Tuesday, 1 October 2013
Holidays are coming
I guess I have to admit that another summer has bitten the dust. I have just a few weeks to put together a few treats for friends and family. I know a lot of people feel like a cheapskate if they give a home made item as a gift but, trust me, I find that people just love a home made preserve or liqueur.
A few weeks ago, I dragged my sous vide up to a local restaurant at the request of the owner to demonstrate it's abilities. That afternoon I knocked up a batch of quick limoncello for them. I took some tuna and some sea bass and wowed them with three simple recipes that I will share with you at some point.
While I cocked the tuna (in a fennel seed, coriander and white pepper rub) in the sous vide, we sampled the limoncello and I explained the ease with which this great after dinner drink could be made. A new chef had joined the team fresh from Italy and seemed suitably impressed with both the taste and the speed that this could be produced. He mused over other potential treats and suggested an orange version. That stuck away in a little dark corner of my mind until last weekend when I found oranges on offer at my local supermarket.
The oranges lodged in my basket, I set off to find some white caster sugar and a bottle of the stores own vodka. There is little point in using the best vodka for this (far better to buy a bottle of the good stuff along with the cheap stuff and store it in the freezer with a couple of thick shot glasses to warm you up on a cold night)
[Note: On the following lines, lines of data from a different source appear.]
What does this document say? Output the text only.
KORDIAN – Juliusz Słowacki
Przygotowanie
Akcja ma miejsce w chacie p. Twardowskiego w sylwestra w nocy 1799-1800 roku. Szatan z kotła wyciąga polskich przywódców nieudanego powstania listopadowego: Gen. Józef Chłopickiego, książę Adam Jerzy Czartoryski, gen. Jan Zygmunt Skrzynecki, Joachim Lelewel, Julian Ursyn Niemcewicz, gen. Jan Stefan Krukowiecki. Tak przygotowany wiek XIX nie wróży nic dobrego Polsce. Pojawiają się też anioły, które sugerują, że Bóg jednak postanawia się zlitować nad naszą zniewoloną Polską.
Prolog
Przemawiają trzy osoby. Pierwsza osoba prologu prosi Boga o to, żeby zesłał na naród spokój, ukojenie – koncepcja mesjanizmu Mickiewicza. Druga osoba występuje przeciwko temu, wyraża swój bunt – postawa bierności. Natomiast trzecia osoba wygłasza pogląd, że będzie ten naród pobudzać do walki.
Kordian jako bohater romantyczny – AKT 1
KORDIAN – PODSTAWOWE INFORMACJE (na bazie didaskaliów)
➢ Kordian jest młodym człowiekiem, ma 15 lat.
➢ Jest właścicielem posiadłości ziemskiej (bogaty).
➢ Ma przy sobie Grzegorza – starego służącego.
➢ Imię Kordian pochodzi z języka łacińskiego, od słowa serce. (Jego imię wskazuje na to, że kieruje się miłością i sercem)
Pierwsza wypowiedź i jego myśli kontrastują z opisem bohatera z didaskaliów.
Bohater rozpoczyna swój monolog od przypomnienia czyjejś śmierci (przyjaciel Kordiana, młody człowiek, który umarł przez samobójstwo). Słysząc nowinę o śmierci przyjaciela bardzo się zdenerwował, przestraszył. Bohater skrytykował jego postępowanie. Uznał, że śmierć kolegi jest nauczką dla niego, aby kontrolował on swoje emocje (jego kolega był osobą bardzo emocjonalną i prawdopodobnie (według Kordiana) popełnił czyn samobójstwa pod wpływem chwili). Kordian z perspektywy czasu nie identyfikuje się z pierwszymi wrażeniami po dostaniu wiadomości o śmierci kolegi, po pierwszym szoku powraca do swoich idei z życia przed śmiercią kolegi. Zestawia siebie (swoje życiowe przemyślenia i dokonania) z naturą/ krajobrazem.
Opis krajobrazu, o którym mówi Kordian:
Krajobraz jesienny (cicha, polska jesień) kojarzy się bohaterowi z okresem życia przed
Ingredients obtained, I headed off home. Next, I kick started the sous vide and loaded it with water from the hot tap to speed up the heating process. In case you are not familiar with sous vide cooking then take a look here http://www.sousvidesupreme.com . In essence a hot water bath with a thermostat accurate to 0.5C. These used to be stupidly expensive but in the last few years companies like http://www.lakeland.co.uk hve started to knock them out at sub £300 prices. To make best use you will also need a vaccum sealing machine but it can save you a fortune.
Back to the recipe. I set the sous vide to 60C and left it to warm through. I used a good potato peeler to remove the orange skin, taking care to avoid the pith (if you to peel to deep then you can use a sharp knife to remove it from the peel).
I placed all the peel in a 1 Litre cooking quality ziploc bag and added a litre of vodka. Unless you want to spend at least £800 on a chamber vacuum sealer then this is the best solution for cooking liquids in a sous vide. You can use the Archimedes method (http://blog.sousvidesupreme.com/2011/06/sealing-liquids-archimedes-principle/) to remove the air from the bag or zip around 90% of the seal and gently squeeze until the liquid is just above the seal (and there is no visible air at the seal) and then close the bag. I then popped this into the sous vide for about 4 hours (2 will do but the longer the better until the peel is pale)
While this cooked out I mad a simple stock syrup. I measured 1 litre of water into a pan and added 1Kg of white caster sugar. I placed this on the stove and heated it until it started to bubble and the liquid was clear. This disolves all of the sugar into the water creating the syrup. this can now be cooled and stored.
Once the orange and vodka had cooked out I removed the bag from the sous vide and left it to cool while still sealed. The beauty of the sealed bag is that non of the alcohol vapour escapes.
As you can see, the vodka has taken on the colour, and trust me, the flavour of the orange peel. Once the vodka was cool I strained it into a large jug and added 600ml of the stock syrup to the vodka (if you try this then alter the amount according to your own taste but remember it will not taste as sweet the warmer it is). I then bottled this ready for Christmas gifts (and the chefs perks too :) )
No, I did not waste the oranges. They were juiced and ready for breakfast. An alternative would be to replace some of the water in the stock syrup with filtered juice add a sweet orange taste.